A fourth friend arrives Elihu is his name. Elihu is tired of it all. In chapter 32, Elihu says, “I cannot control my anger any longer because Job is justifying himself and blaming God.” Elihu was also angry at Job’s three friends. … Elihu was the youngest and he finally began to speak, “God teaches human being through suffering and uses distress to open their eyes to God.” All along, Job had been saying, “Let me see you, God. I want to see you face to face.”   Elihu said, “God uses suffering and distress to finally open our eyes to God.”

Elihu finishes his speech and there is a pause. There is a long pause and then there is a whirlwind, and God speaks out of the whirlwind and says (chapter 38), “Who are you to question my wisdom, Job? With your ignorant and empty words. Stand up like a man like a man Job, and answer the questions that I ask you. Where were you, Job, when I made the world? Where were you when I created the days and the nights and laid the foundations of the earth? Where were you when I made the leviathan and sea monsters?  Where were you Job when I created all the world, you Job who think you know so much about me? Who are you to say that I am the cause of evil in your life? Who are you to blame me? Job, you know so little. Are you, Job, trying to tell me that I the Lord God am unjust? Are you saying that I am unfair because you have suffered in this world?”

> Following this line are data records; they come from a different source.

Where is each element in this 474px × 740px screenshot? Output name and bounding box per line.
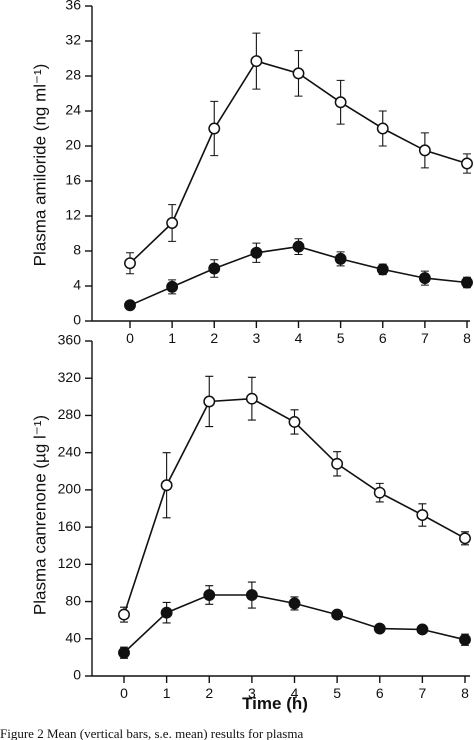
amiloride-data-point-filled — [376, 263, 389, 276]
canrenone-data-point-filled — [416, 623, 429, 636]
canrenone-y-tick-label: 320 — [58, 369, 82, 385]
amiloride-data-point-open — [461, 157, 473, 170]
amiloride-data-point-filled — [334, 252, 347, 265]
amiloride-x-ticks: 0 1 2 3 4 5 6 7 8 — [126, 321, 471, 346]
canrenone-y-tick-label: 40 — [65, 629, 81, 645]
amiloride-x-tick-label: 4 — [295, 330, 303, 346]
canrenone-data-point-filled — [373, 622, 386, 635]
canrenone-data-point-open — [416, 509, 429, 521]
canrenone-x-axis-label: Time (h) — [242, 694, 308, 713]
canrenone-x-tick-label: 1 — [163, 685, 171, 701]
amiloride-data-point-filled — [124, 299, 136, 312]
amiloride-x-tick-label: 6 — [379, 330, 387, 346]
amiloride-data-point-open — [166, 217, 179, 229]
amiloride-data-point-open — [208, 122, 221, 135]
canrenone-y-tick-label: 240 — [58, 443, 82, 459]
canrenone-y-axis-label: Plasma canrenone (µg l⁻¹) — [30, 415, 49, 615]
amiloride-x-tick-label: 0 — [126, 330, 134, 346]
canrenone-data-point-open — [245, 392, 258, 405]
amiloride-x-tick-label: 7 — [421, 330, 429, 346]
canrenone-y-ticks: 0 40 80 120 160 200 240 280 320 360 — [58, 332, 92, 683]
canrenone-data-point-filled — [288, 597, 301, 610]
canrenone-data-point-filled — [245, 589, 258, 601]
canrenone-series — [118, 375, 471, 659]
canrenone-x-tick-label: 6 — [376, 685, 384, 701]
amiloride-y-tick-label: 24 — [65, 102, 81, 118]
canrenone-x-tick-label: 0 — [120, 685, 128, 701]
canrenone-y-tick-label: 0 — [73, 667, 81, 683]
canrenone-y-tick-label: 280 — [58, 406, 82, 422]
canrenone-data-point-open — [288, 416, 301, 428]
canrenone-x-ticks: 0 1 2 3 4 5 6 7 8 — [120, 676, 469, 701]
amiloride-y-tick-label: 20 — [65, 137, 81, 153]
amiloride-data-point-open — [250, 55, 263, 68]
canrenone-y-tick-label: 200 — [58, 481, 82, 497]
amiloride-x-tick-label: 3 — [252, 330, 260, 346]
canrenone-x-tick-label: 7 — [418, 685, 426, 701]
amiloride-data-point-filled — [208, 262, 221, 275]
amiloride-data-point-filled — [418, 272, 431, 285]
amiloride-data-point-filled — [292, 240, 305, 253]
amiloride-data-point-open — [292, 67, 305, 80]
canrenone-x-tick-label: 8 — [461, 685, 469, 701]
canrenone-x-tick-label: 5 — [333, 685, 341, 701]
amiloride-y-tick-label: 12 — [65, 207, 81, 223]
canrenone-data-point-filled — [118, 646, 130, 659]
amiloride-y-tick-label: 36 — [65, 0, 81, 13]
canrenone-x-tick-label: 2 — [205, 685, 213, 701]
amiloride-y-tick-label: 4 — [73, 277, 81, 293]
amiloride-x-tick-label: 8 — [463, 330, 471, 346]
amiloride-series — [124, 32, 473, 312]
amiloride-x-tick-label: 5 — [337, 330, 345, 346]
canrenone-data-point-filled — [331, 608, 344, 621]
canrenone-data-point-filled — [160, 606, 173, 619]
amiloride-series-line-filled — [129, 245, 468, 307]
figure-caption: Figure 2 Mean (vertical bars, s.e. mean)… — [0, 726, 304, 740]
canrenone-y-tick-label: 120 — [58, 555, 82, 571]
amiloride-data-point-filled — [250, 246, 263, 259]
amiloride-data-point-filled — [166, 280, 179, 293]
amiloride-x-tick-label: 2 — [210, 330, 218, 346]
canrenone-data-point-filled — [459, 633, 471, 646]
amiloride-y-axis-label: Plasma amiloride (ng ml⁻¹) — [30, 64, 49, 267]
canrenone-data-point-filled — [203, 589, 216, 601]
canrenone-y-tick-label: 160 — [58, 518, 82, 534]
amiloride-data-point-open — [418, 144, 431, 157]
canrenone-data-point-open — [459, 532, 471, 545]
canrenone-data-point-open — [160, 479, 173, 492]
canrenone-x-tick-label: 3 — [248, 685, 256, 701]
amiloride-x-tick-label: 1 — [168, 330, 176, 346]
amiloride-y-tick-label: 28 — [65, 67, 81, 83]
canrenone-data-point-open — [203, 395, 216, 408]
canrenone-y-tick-label: 360 — [58, 332, 82, 348]
amiloride-y-tick-label: 32 — [65, 32, 81, 48]
canrenone-data-point-open — [331, 457, 344, 470]
amiloride-data-point-open — [376, 122, 389, 135]
amiloride-y-ticks: 0 4 8 12 16 20 24 28 32 36 — [65, 0, 92, 328]
canrenone-data-point-open — [373, 486, 386, 499]
amiloride-y-tick-label: 16 — [65, 172, 81, 188]
amiloride-data-point-open — [334, 96, 347, 109]
amiloride-data-point-filled — [461, 276, 473, 289]
canrenone-x-tick-label: 4 — [291, 685, 299, 701]
amiloride-y-tick-label: 8 — [73, 242, 81, 258]
canrenone-data-point-open — [118, 608, 130, 621]
amiloride-data-point-open — [124, 257, 136, 270]
amiloride-y-tick-label: 0 — [73, 312, 81, 328]
canrenone-y-tick-label: 80 — [65, 592, 81, 608]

Finally, Job falls to his knees and says in chapter 42, “Lord God, I know that you are all powerful. I am so very ignorant. I have talked about things I did not really understand.” This is the key line in the whole book, “In the past, I knew only what others have told me but now I have seen you with my own eyes and I am ashamed of what I have said and done.”  In his suffering, Job’s eyes were opened. Job falls to his knees in repentance.

The book of Job makes it clear suffering is not a result of sin. Then we move into the New Testament, and in the New Testament, you find that there is a fundamental difference towards suffering from vast majority of books of the Old Testament.  You hear the words, “God did not spare his Son from the cross, but God chose the way of the cross and the way of suffering in order to save the world.” If God did not spare his son, Jesus, from the cross, why should God protect you or me from the cross? God used suffering to save the world. It is part of the grand mystery  none of us understand.

The Apostle Paul wrote” “Suffering produces endurance and endurance produces character and character produces hope and hope will not disappoint us.” Paul invites us to learn the wisdom of the cross, the wisdom of the crucified Christ, the wisdom of the blues.

In the Old Testament and the background of the New Testament, when someone had leprosy, blindness or lameness, you avoided them because they were being punished by God. But in the life of Jesus, when somebody is suffering, you go to the place of suffering. Where people are being crucified the most, you go the most. Where you find the blues, there is God in the midst of those people.

Our primary symbol is the cross, the way of the cross saves. In an odd way the blues save  us because they move us to our knees to meet Jesus again.